Methods: Prepubertal
female Sprague-Dawley rats were injected with ANGPT1 neutralizing Ab under the
bursa of one ovary and the contralateral ovary was injected with normal goat
serum to be used as a control. At the time of the surgery, the animals received
25 IU of eCG. The ovaries were removed 48h after surgery and processed for
immunohistochemistry (PCNA, Von Willebrand factor and smooth muscle a-actin), RIA or
western blot analysis (PCNA, caspase 3).
For in vitro studies, prepubertal female
Sprague-Dawley rats were injected subcutaneously with DES daily for three days.
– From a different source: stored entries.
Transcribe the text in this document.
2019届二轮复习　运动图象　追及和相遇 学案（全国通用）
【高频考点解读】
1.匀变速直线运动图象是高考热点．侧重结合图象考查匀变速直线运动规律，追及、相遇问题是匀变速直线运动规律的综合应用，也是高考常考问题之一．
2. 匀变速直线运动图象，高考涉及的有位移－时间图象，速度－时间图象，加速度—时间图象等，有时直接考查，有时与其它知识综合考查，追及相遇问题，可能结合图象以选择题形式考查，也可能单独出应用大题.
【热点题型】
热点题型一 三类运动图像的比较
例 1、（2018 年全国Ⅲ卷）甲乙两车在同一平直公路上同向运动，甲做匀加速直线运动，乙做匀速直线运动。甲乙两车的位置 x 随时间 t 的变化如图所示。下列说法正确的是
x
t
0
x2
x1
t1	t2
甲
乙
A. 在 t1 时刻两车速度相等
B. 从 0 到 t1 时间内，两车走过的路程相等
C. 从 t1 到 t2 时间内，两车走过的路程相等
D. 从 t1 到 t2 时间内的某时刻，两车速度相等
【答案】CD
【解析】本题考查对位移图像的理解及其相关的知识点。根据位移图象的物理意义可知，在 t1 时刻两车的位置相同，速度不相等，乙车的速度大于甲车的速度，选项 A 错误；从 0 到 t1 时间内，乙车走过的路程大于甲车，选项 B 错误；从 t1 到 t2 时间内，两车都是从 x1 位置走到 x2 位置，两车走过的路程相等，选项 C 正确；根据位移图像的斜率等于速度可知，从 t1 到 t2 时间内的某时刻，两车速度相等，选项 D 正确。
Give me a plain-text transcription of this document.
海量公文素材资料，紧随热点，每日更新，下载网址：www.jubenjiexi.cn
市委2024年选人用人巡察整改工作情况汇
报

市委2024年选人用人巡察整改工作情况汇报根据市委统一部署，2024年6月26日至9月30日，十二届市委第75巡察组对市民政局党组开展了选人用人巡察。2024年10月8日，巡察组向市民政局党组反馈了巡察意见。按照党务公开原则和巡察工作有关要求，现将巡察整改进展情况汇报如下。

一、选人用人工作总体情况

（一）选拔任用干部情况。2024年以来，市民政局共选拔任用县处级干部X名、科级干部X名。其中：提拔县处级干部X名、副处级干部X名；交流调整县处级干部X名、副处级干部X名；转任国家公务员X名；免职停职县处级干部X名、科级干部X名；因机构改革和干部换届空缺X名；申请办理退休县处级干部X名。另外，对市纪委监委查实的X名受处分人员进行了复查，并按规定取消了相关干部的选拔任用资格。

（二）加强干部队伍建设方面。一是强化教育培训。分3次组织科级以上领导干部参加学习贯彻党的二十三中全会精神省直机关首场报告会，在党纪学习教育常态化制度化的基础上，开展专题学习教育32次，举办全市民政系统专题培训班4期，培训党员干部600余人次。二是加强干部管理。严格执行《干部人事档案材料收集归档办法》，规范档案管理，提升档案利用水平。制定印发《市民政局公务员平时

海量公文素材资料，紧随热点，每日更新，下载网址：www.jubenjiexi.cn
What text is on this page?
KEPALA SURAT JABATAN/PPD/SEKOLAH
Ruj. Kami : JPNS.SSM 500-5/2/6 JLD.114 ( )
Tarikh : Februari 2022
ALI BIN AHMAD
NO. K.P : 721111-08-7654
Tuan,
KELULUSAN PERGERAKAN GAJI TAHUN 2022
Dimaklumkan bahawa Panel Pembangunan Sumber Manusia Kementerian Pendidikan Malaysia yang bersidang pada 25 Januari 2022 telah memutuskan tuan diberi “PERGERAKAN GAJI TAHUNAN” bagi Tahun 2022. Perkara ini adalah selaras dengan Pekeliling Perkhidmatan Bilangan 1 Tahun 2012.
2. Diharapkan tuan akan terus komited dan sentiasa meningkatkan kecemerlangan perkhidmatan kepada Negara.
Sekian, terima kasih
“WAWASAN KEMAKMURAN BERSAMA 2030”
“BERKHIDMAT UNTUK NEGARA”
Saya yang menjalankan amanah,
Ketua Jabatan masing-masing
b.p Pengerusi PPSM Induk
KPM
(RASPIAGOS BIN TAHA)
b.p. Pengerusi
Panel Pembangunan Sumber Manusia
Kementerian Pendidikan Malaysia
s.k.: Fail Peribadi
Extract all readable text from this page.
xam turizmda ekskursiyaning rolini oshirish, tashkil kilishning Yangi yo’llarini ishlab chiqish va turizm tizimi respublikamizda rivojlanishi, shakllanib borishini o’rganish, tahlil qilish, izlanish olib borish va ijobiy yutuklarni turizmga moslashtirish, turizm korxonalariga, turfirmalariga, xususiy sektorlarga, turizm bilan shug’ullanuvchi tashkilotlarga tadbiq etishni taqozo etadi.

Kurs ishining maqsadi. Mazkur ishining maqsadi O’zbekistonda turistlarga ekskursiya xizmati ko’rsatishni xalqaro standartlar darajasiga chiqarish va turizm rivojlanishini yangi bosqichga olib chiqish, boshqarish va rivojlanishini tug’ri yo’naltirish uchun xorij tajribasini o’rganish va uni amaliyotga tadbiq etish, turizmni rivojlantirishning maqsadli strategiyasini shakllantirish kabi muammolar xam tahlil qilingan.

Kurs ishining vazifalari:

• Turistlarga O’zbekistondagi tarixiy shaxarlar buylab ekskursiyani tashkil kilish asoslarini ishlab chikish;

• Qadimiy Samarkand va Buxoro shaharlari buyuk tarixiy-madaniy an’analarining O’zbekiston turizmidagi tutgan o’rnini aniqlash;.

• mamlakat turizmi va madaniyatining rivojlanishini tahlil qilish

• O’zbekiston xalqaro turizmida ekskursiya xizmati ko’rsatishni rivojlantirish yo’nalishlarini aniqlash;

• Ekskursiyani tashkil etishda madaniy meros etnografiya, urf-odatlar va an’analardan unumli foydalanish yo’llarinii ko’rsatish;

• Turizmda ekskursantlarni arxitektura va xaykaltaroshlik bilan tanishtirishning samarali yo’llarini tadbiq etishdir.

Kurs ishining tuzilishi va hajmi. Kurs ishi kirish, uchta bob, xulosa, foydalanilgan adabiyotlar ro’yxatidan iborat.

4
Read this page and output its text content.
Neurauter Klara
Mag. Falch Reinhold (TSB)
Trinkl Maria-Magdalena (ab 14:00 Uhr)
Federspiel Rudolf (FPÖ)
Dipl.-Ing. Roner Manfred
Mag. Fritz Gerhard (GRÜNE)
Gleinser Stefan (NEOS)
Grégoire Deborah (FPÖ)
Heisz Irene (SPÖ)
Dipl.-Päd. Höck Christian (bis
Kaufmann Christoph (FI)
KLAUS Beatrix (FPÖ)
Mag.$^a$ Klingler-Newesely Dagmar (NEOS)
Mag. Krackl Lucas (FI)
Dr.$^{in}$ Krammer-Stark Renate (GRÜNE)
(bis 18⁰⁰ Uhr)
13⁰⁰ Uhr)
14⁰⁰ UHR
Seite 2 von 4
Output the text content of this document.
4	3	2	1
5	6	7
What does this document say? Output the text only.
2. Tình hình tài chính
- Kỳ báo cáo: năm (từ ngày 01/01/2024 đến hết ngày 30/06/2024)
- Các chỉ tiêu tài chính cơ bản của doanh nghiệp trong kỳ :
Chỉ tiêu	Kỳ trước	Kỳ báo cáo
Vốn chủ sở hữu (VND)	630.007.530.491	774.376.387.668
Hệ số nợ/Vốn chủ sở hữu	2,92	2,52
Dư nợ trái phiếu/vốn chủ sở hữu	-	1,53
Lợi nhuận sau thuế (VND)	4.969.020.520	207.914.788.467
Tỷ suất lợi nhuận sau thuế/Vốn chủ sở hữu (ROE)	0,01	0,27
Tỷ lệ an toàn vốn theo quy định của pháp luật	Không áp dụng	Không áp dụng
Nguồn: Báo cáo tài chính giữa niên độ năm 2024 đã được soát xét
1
The animals were killed and the ovaries removed. EAF were dissected and placed in culture medium
either with or without stimulus. Follicles were incubated for 12 h in
serum-free medium under different conditions: without stimulus (Basal), with
FSH (20 ng/ml), ANGPT1 (100 ng/ml), ANGPT2 (100 ng/ml) or ANGPT1 plus ANGPT2. After
the incubation time, the follicles were stored at -70°C until protein extraction or DNA
isolation.
Results: In
vivo inhibition of ANGPT1 significantly decreased the
levels of PCNA in granulosa and theca cells and increased the active fragment
of caspase 3, p17. In addition, in this group we observed a decrease in the content
of ovarian estradiol as well as an increase in the content of androsterone. No
changes were found in endothelial cell area but the ANGPT1 Ab decreased the
area of perycites.
Incubation of
isolated EAF with ANGPT1 significantly increased follicular PCNA protein
content compared to the control. In addition, ANGPT1 prevented follicle DNA
apoptotic cleavage, as well as FSH. While ANGPT2 alone had no effect on
follicular cell apoptosis or proliferation, the co-incubation with ANGPT1
interfered with its cytoprotective effect.
Conclusions: Intraovarian neutralizing antibody
against ANGPT1 produces an increase in ovarian apoptosis interfering with the
rat follicular development. This effect is mediated in part by an increase of
the ratio of androgen/estrogen steroids and a decrease in granulosa and theca
cell proliferation. Furthermore, the results obtained from in vitro experiments demonstrate that, ANGPT/TEK system is not only
crucial for the development of functional follicle vasculature but acts directly
on follicular cells stimulating follicular growth and preventing the follicles
to undergo atresia. Therefore, ANGPT1 would play a critical
intraovarian survival role for gonadotropin-dependent folliculogenesis.